The best available evidence suggests the amount of the gas in the air has not been this high for at least three million years, before humans evolved, and scientists believe the rise portends large changes in the climate and the level of the sea.
But the Los Angeles Times threw cold water on the warming-planet milestone this morning with an update that renders the New York Times's over-eager front-page headline officially false: "Carbon dioxide measurements in the Earth's atmosphere did not break the symbolic milestone of 400 parts per million at a Hawaiian observatory last week, according to a revised reading from the nation's climate observers."
Gillis continued:
Carbon dioxide rises and falls on a seasonal cycle, and the level will dip below 400 this summer as leaf growth in the Northern Hemisphere pulls about 10 billion tons of carbon out of the air. But experts say that will be a brief reprieve -- the moment is approaching when no measurement of the ambient air anywhere on earth, in any season, will produce a reading below 400.
“It feels like the inevitable march toward disaster,” said Maureen E. Raymo, a scientist at the Lamont-Doherty Earth Observatory, a unit of Columbia University.
....
For the entire period of human civilization, roughly 8,000 years, the carbon dioxide level was relatively stable near that upper bound. But the burning of fossil fuels has caused a 41 percent increase in the heat-trapping gas since the Industrial Revolution, a mere geological instant, and scientists say the climate is beginning to react, though they expect far larger changes in the future.
Indirect measurements suggest that the last time the carbon dioxide level was this high was at least three million years ago, during an epoch called the Pliocene.

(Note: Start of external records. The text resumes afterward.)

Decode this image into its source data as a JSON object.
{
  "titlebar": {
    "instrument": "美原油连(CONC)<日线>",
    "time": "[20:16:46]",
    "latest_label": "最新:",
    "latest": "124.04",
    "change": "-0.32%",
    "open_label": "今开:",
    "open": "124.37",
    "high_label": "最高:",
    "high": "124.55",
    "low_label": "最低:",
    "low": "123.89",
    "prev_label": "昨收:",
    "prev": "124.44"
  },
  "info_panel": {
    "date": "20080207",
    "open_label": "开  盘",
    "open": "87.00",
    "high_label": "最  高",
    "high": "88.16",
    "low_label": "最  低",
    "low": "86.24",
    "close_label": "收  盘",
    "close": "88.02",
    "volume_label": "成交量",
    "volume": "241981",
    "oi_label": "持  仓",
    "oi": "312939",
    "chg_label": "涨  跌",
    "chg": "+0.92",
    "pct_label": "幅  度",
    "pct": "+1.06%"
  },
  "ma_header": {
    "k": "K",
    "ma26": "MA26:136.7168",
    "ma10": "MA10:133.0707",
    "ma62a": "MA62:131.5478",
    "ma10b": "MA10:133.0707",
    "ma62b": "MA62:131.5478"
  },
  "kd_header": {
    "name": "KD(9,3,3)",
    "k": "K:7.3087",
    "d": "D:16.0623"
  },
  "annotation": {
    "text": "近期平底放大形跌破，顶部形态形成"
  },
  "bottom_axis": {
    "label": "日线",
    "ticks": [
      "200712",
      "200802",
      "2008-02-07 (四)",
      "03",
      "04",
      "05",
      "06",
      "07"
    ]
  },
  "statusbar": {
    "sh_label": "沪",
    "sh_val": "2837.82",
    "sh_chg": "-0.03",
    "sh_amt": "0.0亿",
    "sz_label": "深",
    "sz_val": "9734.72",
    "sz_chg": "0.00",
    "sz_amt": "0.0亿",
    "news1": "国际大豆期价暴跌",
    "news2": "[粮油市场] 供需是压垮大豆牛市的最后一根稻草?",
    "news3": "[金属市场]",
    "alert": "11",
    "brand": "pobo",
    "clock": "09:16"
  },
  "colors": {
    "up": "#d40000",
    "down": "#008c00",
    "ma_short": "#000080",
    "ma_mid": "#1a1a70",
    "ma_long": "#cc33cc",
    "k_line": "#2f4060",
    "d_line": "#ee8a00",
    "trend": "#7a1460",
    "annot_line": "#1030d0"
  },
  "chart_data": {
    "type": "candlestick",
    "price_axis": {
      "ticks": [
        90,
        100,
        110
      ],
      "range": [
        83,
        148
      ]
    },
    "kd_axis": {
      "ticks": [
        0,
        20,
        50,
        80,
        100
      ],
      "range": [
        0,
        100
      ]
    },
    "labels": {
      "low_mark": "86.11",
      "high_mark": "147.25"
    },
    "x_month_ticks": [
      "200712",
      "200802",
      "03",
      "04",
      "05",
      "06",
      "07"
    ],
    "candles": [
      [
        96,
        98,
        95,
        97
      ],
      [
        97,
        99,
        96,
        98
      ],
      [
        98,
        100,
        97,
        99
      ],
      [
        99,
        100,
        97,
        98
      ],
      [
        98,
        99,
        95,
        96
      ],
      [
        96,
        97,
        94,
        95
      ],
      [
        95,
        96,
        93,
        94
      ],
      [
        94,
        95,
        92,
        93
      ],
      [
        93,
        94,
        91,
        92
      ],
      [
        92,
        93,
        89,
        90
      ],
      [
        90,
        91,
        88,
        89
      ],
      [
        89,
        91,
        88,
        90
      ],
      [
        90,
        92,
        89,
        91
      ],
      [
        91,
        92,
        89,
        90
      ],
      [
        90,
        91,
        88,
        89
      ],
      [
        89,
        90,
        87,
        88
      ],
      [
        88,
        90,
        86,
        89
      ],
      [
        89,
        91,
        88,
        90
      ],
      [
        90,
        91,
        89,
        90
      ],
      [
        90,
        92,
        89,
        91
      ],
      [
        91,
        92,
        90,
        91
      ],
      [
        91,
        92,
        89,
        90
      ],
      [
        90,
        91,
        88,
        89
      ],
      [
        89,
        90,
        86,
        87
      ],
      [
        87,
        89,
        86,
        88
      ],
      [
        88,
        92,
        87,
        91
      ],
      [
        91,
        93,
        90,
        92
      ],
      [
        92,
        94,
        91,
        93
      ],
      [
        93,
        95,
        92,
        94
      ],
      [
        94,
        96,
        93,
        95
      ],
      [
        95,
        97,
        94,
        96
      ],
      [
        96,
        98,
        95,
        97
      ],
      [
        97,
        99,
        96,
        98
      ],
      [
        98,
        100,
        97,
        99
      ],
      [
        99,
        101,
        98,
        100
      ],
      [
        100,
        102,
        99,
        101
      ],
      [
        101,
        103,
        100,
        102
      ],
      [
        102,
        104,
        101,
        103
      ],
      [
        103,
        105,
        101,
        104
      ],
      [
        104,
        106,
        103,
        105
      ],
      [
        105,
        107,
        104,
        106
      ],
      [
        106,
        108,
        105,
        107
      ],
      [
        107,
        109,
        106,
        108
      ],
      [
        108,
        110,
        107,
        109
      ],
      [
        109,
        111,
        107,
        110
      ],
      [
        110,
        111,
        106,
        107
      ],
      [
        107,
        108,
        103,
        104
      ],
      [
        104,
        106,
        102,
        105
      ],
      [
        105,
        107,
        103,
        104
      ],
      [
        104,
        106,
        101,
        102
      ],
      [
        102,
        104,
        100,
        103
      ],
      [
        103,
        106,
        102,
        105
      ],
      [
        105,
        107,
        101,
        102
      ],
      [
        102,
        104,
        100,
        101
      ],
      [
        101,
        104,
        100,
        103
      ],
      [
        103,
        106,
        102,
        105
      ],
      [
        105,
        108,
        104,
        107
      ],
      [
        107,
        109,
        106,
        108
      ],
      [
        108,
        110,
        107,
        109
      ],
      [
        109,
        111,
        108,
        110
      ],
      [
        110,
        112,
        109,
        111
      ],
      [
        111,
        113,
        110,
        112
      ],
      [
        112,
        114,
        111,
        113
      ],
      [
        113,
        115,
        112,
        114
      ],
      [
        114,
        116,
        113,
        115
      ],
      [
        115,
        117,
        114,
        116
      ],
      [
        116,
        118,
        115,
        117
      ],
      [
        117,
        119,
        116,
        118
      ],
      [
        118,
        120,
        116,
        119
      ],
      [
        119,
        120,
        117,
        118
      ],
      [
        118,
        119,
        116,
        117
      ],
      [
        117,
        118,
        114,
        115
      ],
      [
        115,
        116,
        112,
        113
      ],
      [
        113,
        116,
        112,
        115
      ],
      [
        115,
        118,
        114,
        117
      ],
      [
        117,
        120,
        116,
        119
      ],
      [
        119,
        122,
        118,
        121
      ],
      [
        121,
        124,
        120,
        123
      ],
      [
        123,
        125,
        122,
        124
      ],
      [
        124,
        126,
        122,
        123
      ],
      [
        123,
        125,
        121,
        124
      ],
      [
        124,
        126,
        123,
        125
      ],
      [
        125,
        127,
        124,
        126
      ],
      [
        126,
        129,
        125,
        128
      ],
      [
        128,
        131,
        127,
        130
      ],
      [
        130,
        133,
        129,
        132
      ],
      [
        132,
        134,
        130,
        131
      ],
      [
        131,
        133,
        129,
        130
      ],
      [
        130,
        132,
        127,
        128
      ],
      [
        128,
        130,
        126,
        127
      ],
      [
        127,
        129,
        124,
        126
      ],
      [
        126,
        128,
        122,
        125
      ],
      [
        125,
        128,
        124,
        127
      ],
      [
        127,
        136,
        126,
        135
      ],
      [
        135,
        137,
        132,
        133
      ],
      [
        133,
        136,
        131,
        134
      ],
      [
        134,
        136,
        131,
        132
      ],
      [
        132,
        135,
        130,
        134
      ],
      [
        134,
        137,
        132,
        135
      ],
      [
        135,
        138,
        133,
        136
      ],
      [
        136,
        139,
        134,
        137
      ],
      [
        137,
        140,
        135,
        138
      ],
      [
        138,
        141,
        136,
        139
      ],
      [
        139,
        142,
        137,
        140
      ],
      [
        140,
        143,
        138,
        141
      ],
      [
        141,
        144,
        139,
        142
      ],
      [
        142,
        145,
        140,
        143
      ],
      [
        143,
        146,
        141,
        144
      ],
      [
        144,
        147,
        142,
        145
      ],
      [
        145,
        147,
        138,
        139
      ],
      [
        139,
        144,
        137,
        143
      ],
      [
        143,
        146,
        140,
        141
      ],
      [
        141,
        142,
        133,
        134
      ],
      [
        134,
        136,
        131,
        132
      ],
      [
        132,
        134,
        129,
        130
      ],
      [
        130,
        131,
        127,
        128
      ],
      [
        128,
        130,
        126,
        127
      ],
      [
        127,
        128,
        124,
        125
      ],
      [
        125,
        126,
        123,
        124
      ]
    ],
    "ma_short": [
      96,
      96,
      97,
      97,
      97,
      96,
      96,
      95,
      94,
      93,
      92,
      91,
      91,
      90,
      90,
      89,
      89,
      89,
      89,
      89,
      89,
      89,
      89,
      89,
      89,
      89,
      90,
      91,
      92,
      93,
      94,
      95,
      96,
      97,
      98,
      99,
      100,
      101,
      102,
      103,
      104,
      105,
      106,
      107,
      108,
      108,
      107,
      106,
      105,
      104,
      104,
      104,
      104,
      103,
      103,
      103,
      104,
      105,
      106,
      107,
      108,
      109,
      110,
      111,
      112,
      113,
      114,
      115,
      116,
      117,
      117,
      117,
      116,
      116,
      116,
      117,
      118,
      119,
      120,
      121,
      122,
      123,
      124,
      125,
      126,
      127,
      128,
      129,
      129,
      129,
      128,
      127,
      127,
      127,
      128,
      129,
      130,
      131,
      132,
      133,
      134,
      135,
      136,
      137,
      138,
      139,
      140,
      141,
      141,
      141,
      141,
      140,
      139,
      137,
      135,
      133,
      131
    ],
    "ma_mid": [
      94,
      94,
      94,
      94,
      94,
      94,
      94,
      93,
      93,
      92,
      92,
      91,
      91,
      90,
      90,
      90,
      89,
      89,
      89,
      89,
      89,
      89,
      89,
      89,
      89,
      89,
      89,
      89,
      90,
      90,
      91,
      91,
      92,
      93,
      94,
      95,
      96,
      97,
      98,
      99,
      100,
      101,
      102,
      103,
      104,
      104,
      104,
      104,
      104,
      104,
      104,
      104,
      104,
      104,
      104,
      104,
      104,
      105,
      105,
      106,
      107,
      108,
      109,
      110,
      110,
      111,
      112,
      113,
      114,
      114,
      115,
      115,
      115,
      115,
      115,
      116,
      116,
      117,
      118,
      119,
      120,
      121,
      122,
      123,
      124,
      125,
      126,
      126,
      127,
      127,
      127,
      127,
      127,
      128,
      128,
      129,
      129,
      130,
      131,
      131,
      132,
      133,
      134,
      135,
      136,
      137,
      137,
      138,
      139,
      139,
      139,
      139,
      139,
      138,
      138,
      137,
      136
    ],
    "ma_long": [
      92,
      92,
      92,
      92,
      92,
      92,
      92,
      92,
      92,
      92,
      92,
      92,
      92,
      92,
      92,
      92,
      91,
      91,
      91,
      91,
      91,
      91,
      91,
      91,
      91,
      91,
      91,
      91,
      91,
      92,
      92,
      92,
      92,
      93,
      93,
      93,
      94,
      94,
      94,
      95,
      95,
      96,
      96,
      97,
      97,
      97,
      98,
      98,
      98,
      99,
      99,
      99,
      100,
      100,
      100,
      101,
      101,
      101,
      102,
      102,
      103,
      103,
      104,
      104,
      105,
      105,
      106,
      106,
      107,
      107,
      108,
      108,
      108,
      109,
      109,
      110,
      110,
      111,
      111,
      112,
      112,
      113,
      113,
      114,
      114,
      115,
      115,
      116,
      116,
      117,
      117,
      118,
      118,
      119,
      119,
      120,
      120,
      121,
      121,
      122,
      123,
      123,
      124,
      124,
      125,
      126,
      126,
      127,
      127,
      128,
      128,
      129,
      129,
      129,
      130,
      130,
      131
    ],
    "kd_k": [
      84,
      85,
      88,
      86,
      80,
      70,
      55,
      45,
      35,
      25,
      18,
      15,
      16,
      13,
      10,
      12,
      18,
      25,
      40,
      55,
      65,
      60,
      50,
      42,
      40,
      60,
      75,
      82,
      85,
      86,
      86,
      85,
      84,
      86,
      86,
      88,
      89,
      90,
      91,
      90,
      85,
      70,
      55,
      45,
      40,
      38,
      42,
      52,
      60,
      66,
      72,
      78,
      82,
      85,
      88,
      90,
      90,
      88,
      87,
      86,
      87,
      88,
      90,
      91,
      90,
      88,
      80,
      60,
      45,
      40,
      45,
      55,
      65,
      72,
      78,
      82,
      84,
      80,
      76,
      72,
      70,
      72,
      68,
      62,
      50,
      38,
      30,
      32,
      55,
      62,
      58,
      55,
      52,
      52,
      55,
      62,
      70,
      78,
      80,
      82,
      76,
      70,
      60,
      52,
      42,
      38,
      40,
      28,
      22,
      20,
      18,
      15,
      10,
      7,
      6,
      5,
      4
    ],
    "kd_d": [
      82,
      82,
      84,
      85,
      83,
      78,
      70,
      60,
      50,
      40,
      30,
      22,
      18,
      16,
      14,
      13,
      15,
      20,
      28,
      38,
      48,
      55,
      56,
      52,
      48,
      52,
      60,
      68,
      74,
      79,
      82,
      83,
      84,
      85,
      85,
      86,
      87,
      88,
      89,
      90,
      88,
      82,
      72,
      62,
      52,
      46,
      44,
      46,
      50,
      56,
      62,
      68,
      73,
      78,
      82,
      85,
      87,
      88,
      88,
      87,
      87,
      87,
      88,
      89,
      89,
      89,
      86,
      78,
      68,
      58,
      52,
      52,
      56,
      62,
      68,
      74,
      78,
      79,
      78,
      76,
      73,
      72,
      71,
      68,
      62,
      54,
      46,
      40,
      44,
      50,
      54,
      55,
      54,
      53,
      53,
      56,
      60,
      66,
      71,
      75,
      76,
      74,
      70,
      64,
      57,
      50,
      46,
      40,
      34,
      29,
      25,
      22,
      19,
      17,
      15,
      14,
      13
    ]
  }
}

Geological research shows that the climate then was far warmer than today, the world’s ice caps were smaller, and the sea level might have been as much as 60 or 80 feet higher.
Experts fear that humanity may be precipitating a return to such conditions -- except this time, billions of people are in harm’s way.
“It takes a long time to melt ice, but we’re doing it,” Dr. Keeling said. “It’s scary.”
Gillis committed his standard smear of global-warming skeptics.
Climate-change contrarians, who have little scientific credibility but are politically influential in Washington, point out that carbon dioxide represents only a tiny fraction of the air -- as of Thursday’s reading, exactly 0.04 percent. “The CO2 levels in the atmosphere are rather undramatic,” a Republican congressman from California, Dana Rohrabacher, said in a Congressional hearing several years ago.
But climate scientists reject that argument, saying it is like claiming that a tiny bit of arsenic or cobra venom cannot have much effect. Research shows that even at such low levels, carbon dioxide is potent at trapping heat near the surface of the earth.